Preparandosi al G20
Il multilateralismo s'è rotto e i suoi surrogati pure. Vedi l'energia
America, Europa, Cina e Russia sono in competizione su tutto. Ci si accorda a piccoli gruppi, senza una visione
Nel giugno del 2009, in un articolo su Foreign Policy, Moisés Naím teorizzò la necessità del “minilateralismo” per affrontare in modo efficace le sfide globali. Il multilateralismo non funzionava più né alle Nazioni Unite né all’Organizzazione mondiale del commercio, ingabbiato dalla regola del consenso e dai veti. Secondo Naím, il minilateralismo doveva essere “un approccio più intelligente e mirato: dobbiamo portare al tavolo il più piccolo numero possibile di paesi necessario per avere il più grande impatto possibile per risolvere un particolare problema”. Nel settembre del 2009 il summit del G20, che aveva iniziato a riunirsi l’anno prima sull’onda della crisi finanziaria, affermò la sua ambizione di diventare il principale organismo della cooperazione economica internazionale. Da allora i temi in agenda si sono ampliati. Il summit sotto la presidenza di Mario Draghi discuterà di ripresa e pandemia, di clima e di sviluppo sostenibile. Ma l’atmosfera è molto diversa da quella del 2008-09. I due principali leader non occidentali, Xi Jinping e Vladimir Putin, non saranno a Roma. La loro assenza mostra che la cooperazione post crisi finanziaria del G20 ha lasciato il posto alla competizione post pandemia. Il “numero magico” del minilateralismo si è ridotto ancora di più.

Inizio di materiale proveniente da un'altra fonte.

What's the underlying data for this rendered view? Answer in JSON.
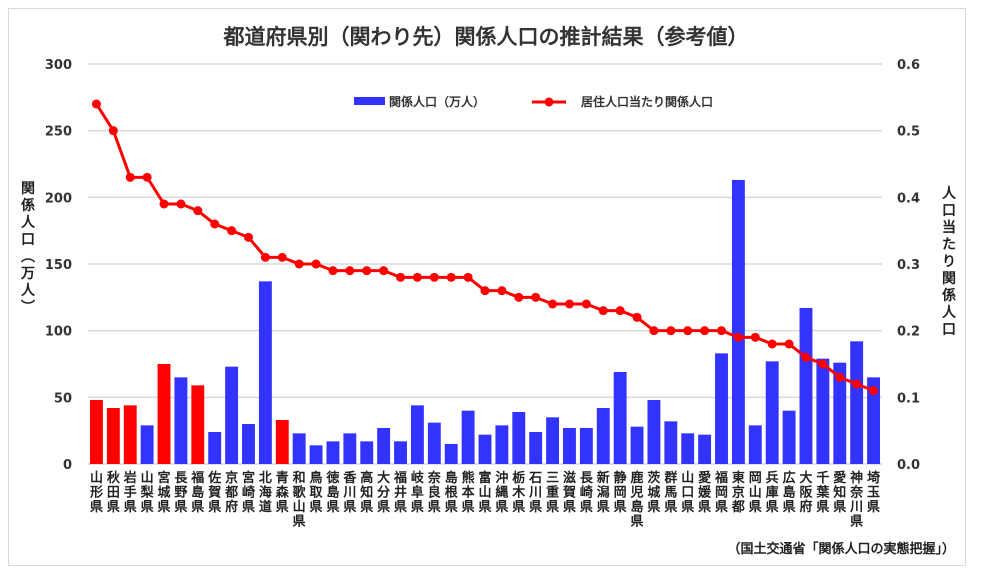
{
  "chart_data": {
    "type": "bar+line",
    "title": "都道府県別（関わり先）関係人口の推計結果（参考値）",
    "ylabel": "関係人口（万人）",
    "y2label": "人口当たり関係人口",
    "ylim": [
      0,
      300
    ],
    "y2lim": [
      0,
      0.6
    ],
    "yticks": [
      "0",
      "50",
      "100",
      "150",
      "200",
      "250",
      "300"
    ],
    "y2ticks": [
      "0.0",
      "0.1",
      "0.2",
      "0.3",
      "0.4",
      "0.5",
      "0.6"
    ],
    "grid": true,
    "legend_position": "top-center",
    "categories": [
      "山形県",
      "秋田県",
      "岩手県",
      "山梨県",
      "宮城県",
      "長野県",
      "福島県",
      "佐賀県",
      "京都府",
      "宮崎県",
      "北海道",
      "青森県",
      "和歌山県",
      "鳥取県",
      "徳島県",
      "香川県",
      "高知県",
      "大分県",
      "福井県",
      "岐阜県",
      "奈良県",
      "島根県",
      "熊本県",
      "富山県",
      "沖縄県",
      "栃木県",
      "石川県",
      "三重県",
      "滋賀県",
      "長崎県",
      "新潟県",
      "静岡県",
      "鹿児島県",
      "茨城県",
      "群馬県",
      "山口県",
      "愛媛県",
      "福岡県",
      "東京都",
      "岡山県",
      "兵庫県",
      "広島県",
      "大阪府",
      "千葉県",
      "愛知県",
      "神奈川県",
      "埼玉県"
    ],
    "series": [
      {
        "name": "関係人口（万人）",
        "type": "bar",
        "axis": "left",
        "values": [
          48,
          42,
          44,
          29,
          75,
          65,
          59,
          24,
          73,
          30,
          137,
          33,
          23,
          14,
          17,
          23,
          17,
          27,
          17,
          44,
          31,
          15,
          40,
          22,
          29,
          39,
          24,
          35,
          27,
          27,
          42,
          69,
          28,
          48,
          32,
          23,
          22,
          83,
          213,
          29,
          77,
          40,
          117,
          79,
          76,
          92,
          65
        ],
        "highlight": [
          true,
          true,
          true,
          false,
          true,
          false,
          true,
          false,
          false,
          false,
          false,
          true,
          false,
          false,
          false,
          false,
          false,
          false,
          false,
          false,
          false,
          false,
          false,
          false,
          false,
          false,
          false,
          false,
          false,
          false,
          false,
          false,
          false,
          false,
          false,
          false,
          false,
          false,
          false,
          false,
          false,
          false,
          false,
          false,
          false,
          false,
          false
        ]
      },
      {
        "name": "居住人口当たり関係人口",
        "type": "line",
        "axis": "right",
        "values": [
          0.54,
          0.5,
          0.43,
          0.43,
          0.39,
          0.39,
          0.38,
          0.36,
          0.35,
          0.34,
          0.31,
          0.31,
          0.3,
          0.3,
          0.29,
          0.29,
          0.29,
          0.29,
          0.28,
          0.28,
          0.28,
          0.28,
          0.28,
          0.26,
          0.26,
          0.25,
          0.25,
          0.24,
          0.24,
          0.24,
          0.23,
          0.23,
          0.22,
          0.2,
          0.2,
          0.2,
          0.2,
          0.2,
          0.19,
          0.19,
          0.18,
          0.18,
          0.16,
          0.15,
          0.13,
          0.12,
          0.11
        ]
      }
    ],
    "colors": {
      "bar": "#3333ff",
      "bar_highlight": "#ff0000",
      "line": "#ff0000",
      "grid": "#d9d9d9"
    },
    "source": "（国土交通省「関係人口の実態把握」）"
  }
}
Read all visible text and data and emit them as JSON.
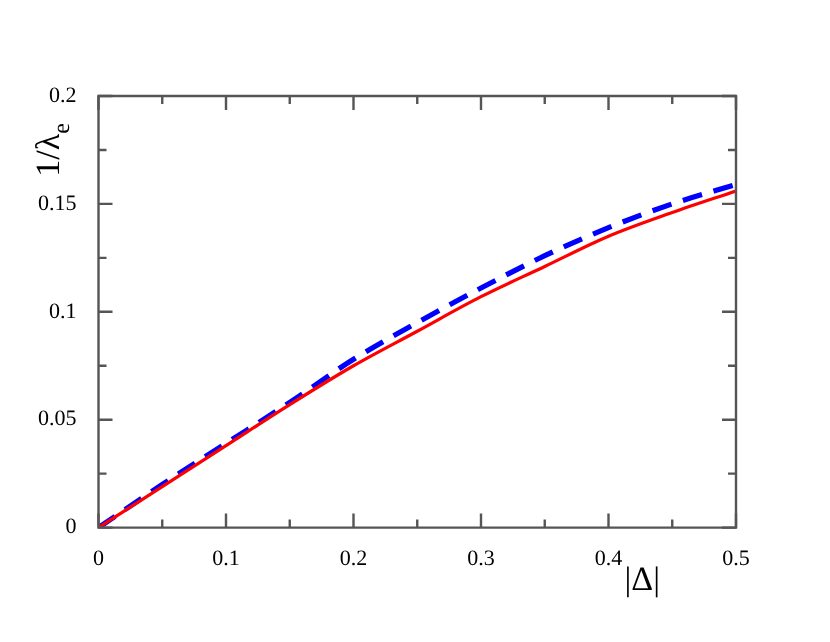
{
  "chart_data": {
    "type": "line",
    "xlabel": "|Δ|",
    "ylabel": "1/λ$_{e}$",
    "x": [
      0,
      0.05,
      0.1,
      0.15,
      0.2,
      0.25,
      0.3,
      0.35,
      0.4,
      0.45,
      0.5
    ],
    "series": [
      {
        "color": "#ff0000",
        "line_style": "solid",
        "values": [
          0,
          0.019,
          0.038,
          0.057,
          0.075,
          0.091,
          0.107,
          0.121,
          0.135,
          0.146,
          0.156
        ]
      },
      {
        "color": "#0000ff",
        "line_style": "dashed",
        "values": [
          0,
          0.02,
          0.039,
          0.058,
          0.078,
          0.095,
          0.111,
          0.126,
          0.139,
          0.15,
          0.159
        ]
      }
    ],
    "xlim": [
      0,
      0.5
    ],
    "xticks": [
      0,
      {
        "value": 0.05,
        "label": null
      },
      0.1,
      {
        "value": 0.15,
        "label": null
      },
      0.2,
      {
        "value": 0.25,
        "label": null
      },
      0.3,
      {
        "value": 0.35,
        "label": null
      },
      0.4,
      {
        "value": 0.45,
        "label": null
      },
      0.5
    ],
    "ylim": [
      0,
      0.2
    ],
    "yticks": [
      0,
      {
        "value": 0.025,
        "label": null
      },
      0.05,
      {
        "value": 0.075,
        "label": null
      },
      0.1,
      {
        "value": 0.125,
        "label": null
      },
      0.15,
      {
        "value": 0.175,
        "label": null
      },
      0.2
    ],
    "grid": false,
    "legend": false,
    "marker": "none"
  }
}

Il fallimento del multilateralismo
In realtà cinesi e russi non sono del tutto assenti dal G20. Xi e Putin si collegheranno in videoconferenza. I loro sherpa stanno negoziando la dichiarazione del summit con quelli degli altri leader. Ma il loro attivismo rende più complicato l’accordo finale. Un esempio è l’aumento dei prezzi dell’energia. Secondo una fonte dell’Ue, “sarà uno dei temi più caldi della discussione a Roma”. L’approccio di Cina e Russia è il contrario della cooperazione del 2008-09 sulla finanza. Xi compete con gli europei per gli approvvigionamenti di gas. Putin ha un interesse a non fare abbassare i prezzi. L’Ue non è ottimista sulla possibilità di ottenere un impegno dei paesi produttori ad aiutare gli altri sui prezzi. Lo stesso spirito di competizione prevale sui problemi delle catene di approvvigionamento. Di fronte alla penuria di microchip o materie prime, Cina, Europa e Stati Uniti fanno a gara a chi se ne accaparra di più, non a come distribuirli in modo equo. Sul clima è impossibile ottenere la promessa cinese di un’uscita graduale dal carbone.
La mutazione del G20 è una conseguenza della mutazione della Cina sotto Xi Jinping. L’“ascesa pacifica” si è trasformata in aggressività, prepotenza e contestazione dell’ordine internazionale post Seconda guerra mondiale, in linea con quelli che Putin considera i suoi interessi strategici. Per l’Ue, che rivendica il ruolo di campione del multilateralismo, l’attitudine sino-russa al G20 costituisce uno choc. Gli Stati Uniti, per i quali il contenimento della Cina è la principale priorità, hanno scelto di restringere ulteriormente il concetto di minilateralismo per adattarlo alla sfida. Il Quad con India, Giappone e Australia e l’Aukus con Australia e Regno Unito ne sono due esempi. Con gli europei, Biden ha lanciato il Consiglio commercio e tecnologia per coordinarsi nei settori di competizione con la Cina. L’Amministrazione Biden ha reso di nuovo l’ultimo G7 il forum delle principali democrazie liberali. Come dimostrano le polemiche transatlantiche su Afghanistan e Aukus, ma anche l’atteggiamento ambiguo degli europei sulla Cina, ciò che manca al nuovo minilateralismo è una visione comune di quali siano le sfide e di come affrontarle.